When a dealer friend of mine recently purchased a 1980 Pontiac Trans Am Turbo Indy 500 Pace Car Edition (quite the mouthful), I was perplexed. For the money, there’s certainly better muscle cars out there — and I’ve always personally favored the Smokey and the Bandit style Trans Am that was made from 1977 to 1978. Even though I told him it was a silly purchase, which is quite an insult considering my car history, my friend remained unabashed — and he insisted I drive it.
The Trans Am Turbo was one of the last dying breaths of the muscle car era, as insurance and emission regulations — along with a fuel crisis — completely wiped the muscle car from the face of the earth. Some may think these are more valuable because of their rarity — but the pace car edition is not very rare. The Trans Am I drove has probably never seen the state of Indiana, let alone been on a famous track — which is the case for the vast majority of the 5,700 built to replicate the actual pace car from the race. Since everybody thought these would be collectible, many were enshrined in man-caves alongside Coke bottle collections — so it’s actually rare to see a surviving non-pace car edition Turbo Trans Am from this era.
The fastest year of the Trans Am was 1972, with its 455-cu-in. engine sending the giant Fisher body to 60 in a little over 5 seconds — and by 1978, the smaller 400 V8 managed a respectable 6.6 seconds. This 1980 model, despite its Turbo power, wheezed its way to 60 in a pathetic 9 seconds. The engine itself was apparently an experiment by a student who took a beefed up 301-cu-in. V8 and crudely fixed a Turbo in a very confusing-looking way — resulting in only 210 horsepower. Surprisingly, this isn’t the least powerful Indy 500 pace car ever made, as in the ensuing years, cars like the Oldsmobile Cutlass Calais and the Chrysler Lebaron Turbo also had the honor of barely getting up to speed in time to set the pace lap at Indy.

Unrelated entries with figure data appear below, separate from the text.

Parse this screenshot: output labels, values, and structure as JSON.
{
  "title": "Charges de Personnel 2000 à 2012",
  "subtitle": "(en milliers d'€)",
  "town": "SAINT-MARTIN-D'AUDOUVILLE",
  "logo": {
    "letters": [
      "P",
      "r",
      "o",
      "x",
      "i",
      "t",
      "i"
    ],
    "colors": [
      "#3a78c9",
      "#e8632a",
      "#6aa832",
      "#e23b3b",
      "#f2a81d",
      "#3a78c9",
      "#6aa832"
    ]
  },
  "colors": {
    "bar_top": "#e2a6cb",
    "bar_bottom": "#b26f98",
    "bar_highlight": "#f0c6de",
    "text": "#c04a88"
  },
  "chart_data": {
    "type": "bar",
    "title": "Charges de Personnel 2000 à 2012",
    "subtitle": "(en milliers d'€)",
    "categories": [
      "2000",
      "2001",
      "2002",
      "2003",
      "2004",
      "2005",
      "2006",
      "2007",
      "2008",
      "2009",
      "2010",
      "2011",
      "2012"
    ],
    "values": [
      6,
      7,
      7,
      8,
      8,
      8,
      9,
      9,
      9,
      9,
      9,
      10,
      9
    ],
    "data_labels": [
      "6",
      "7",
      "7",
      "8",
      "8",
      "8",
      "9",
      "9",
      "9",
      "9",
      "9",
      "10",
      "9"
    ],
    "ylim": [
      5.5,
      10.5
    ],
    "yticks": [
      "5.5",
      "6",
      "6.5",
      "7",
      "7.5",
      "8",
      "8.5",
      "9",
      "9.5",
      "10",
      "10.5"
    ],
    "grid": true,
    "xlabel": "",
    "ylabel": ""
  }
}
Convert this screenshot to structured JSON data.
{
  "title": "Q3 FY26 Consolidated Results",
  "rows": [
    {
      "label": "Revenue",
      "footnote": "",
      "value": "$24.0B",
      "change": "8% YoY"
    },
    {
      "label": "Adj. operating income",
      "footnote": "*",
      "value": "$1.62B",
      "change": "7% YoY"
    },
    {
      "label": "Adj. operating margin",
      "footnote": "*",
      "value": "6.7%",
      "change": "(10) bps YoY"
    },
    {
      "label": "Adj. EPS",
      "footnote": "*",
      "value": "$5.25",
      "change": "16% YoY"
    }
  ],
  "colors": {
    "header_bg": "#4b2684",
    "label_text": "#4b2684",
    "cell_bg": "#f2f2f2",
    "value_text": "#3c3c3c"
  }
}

So on paper, the Trans Am really isn’t that impressive — but when you close the hood and take in all of the weirdness of this car, it’s hard to not like it. The formerly fake air intake on the Trans Am now actually functional — but not to bring in fresh air. Rather, the hood scoop itself became the host of a strange turbo gauge, which consists of three lights that illuminated based on how much turbo power was being used. It looks like something that belongs in a Cold-War era nuclear silo — and even though it clashes with the look of this otherwise classic-looking muscle car, I love the creativity.
Watching the lights change as you stomp the accelerator is pretty fun, which was needed to make up for its otherwise lackluster performance. The pace car edition also came standard with 4-wheel disc brakes and a handling package, which does make this Firebird feel less like a turkey. I also love how they integrated the Phoenix graphic to match the offset hood for the cluster — as well as into the overall styling.
So after experiencing this Turbo Trans Am, I guess I can understand why someone would want to own a car like this. It’s way more interesting than the sea of 1960s Mustangs and Chevys that dominate the normal muscle car show scene, and it’s a very good-looking car that’s also fun to cruise around in. Just don’t expect to win a drag race against any other muscle car — or even a Prius for that matter.